Autologous hematopoietic stem cell transplantation for children and young adults


Autologous hematopoietic stem cell transplant (auto HSCT) uses patient-derived stem cells to facilitate recovery from myeloablative high-dose chemotherapy for cancer. The concept is that higher doses of certain agents, particularly alkylators, will be 3 to 15 times more potent than conventional doses and will be useful as consolidation therapy after initial cytoreduction, provided nonhematologic toxicity remains acceptable. Use of intensive chemotherapy may also permit deferral or avoidance of radiotherapy in young children.

What are hematopoietic stem cells?

Stem cells are self-renewing blood cell progenitors present in the bone marrow that also circulate at low levels in the peripheral blood. Egress of stem cells from marrow to peripheral blood can be enhanced by administration of hematopoietic growth factors (“mobilization”) to facilitate collection (“harvesting”) for infusion after myeloablative chemotherapy.

What pediatric cancers are treated by auto HSCT?

Current pediatric indications for auto HSCT are newly diagnosed high-risk neuroblastoma and infant medulloblastoma, recurrent germ cell tumors, and recurrent lymphoma (Hodgkin lymphoma and non-Hodgkin lymphoma). Neuroblastoma is most frequent, accounting for 43% of the 3076 pediatric autotransplants reported to the Center for International Blood and Marrow Transplant Research (CIBMTR) between 2008 and 2014 (Khandelwal, 2017). Other pediatric applications of auto HSCT have included relapsed Ewing sarcoma (ES), retinoblastoma, and brain tumors other than medulloblastoma.

What are some newer applications of auto HSCT?

Auto HSCT has been used to support recovery from myeloablative or lymphoablative chemotherapy in refractory autoimmune disorders such as juvenile idiopathic arthritis and in pediatric multiple sclerosis after failure of standard therapy.

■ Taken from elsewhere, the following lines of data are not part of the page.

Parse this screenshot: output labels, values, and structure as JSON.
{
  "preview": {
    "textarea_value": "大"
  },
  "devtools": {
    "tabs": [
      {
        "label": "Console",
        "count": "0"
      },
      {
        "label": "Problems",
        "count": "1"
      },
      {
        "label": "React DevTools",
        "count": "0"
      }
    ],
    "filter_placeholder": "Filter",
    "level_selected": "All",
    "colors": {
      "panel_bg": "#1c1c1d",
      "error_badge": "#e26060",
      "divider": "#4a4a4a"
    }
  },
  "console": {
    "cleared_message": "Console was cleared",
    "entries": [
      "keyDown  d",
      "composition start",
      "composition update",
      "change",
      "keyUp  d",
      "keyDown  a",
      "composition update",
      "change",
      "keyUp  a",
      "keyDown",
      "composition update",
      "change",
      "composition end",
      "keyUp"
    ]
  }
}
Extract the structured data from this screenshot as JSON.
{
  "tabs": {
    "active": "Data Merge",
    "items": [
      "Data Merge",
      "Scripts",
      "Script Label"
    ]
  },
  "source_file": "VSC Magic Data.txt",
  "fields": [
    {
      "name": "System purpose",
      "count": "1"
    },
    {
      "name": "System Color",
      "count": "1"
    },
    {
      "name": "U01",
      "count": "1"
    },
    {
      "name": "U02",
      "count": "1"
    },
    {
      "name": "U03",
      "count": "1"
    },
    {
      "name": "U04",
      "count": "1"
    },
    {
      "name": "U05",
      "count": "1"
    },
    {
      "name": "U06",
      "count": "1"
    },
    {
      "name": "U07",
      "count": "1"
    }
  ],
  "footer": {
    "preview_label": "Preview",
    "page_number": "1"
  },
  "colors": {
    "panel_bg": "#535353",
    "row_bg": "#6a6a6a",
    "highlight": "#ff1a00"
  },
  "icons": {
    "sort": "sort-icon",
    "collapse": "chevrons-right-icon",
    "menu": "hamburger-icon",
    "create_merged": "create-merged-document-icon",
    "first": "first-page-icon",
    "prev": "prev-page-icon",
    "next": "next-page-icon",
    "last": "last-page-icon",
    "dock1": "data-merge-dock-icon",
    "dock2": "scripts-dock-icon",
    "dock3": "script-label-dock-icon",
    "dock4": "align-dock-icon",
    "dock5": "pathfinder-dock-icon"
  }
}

Another type of auto HSCT involves the genetic modification of patient stem cells for correction or amelioration of certain inherited disorders, referred to as “ex vivo gene therapy.” Examples include adenosine deaminase deficiency, X-linked cerebral adrenoleukodystrophy, metachromatic leukodystrophy, and hemoglobinopathies (thalassemia and sickle cell anemia). A growing number of pediatric diseases can be successfully cured by hematopoietic stem cell-based gene therapy (Staal, 2019).

A related procedure is a collection of autologous mononuclear cells by leukapheresis for production of chimeric antigen receptor (CAR) T-cells, modified to express a transgene encoding a tumor-specific CAR, then infusing the manufactured CAR T-cells to treat the cancer. CAR T-cell therapy is approved for relapsed or refractory childhood acute lymphocytic leukemia and may be used as definitive therapy or as a bridge to allogeneic HSCT. Investigational applications of CAR T-cell therapy in pediatrics include lymphoma, acute myeloid leukemia (AML), solid tumors, and central nervous system (CNS) tumors.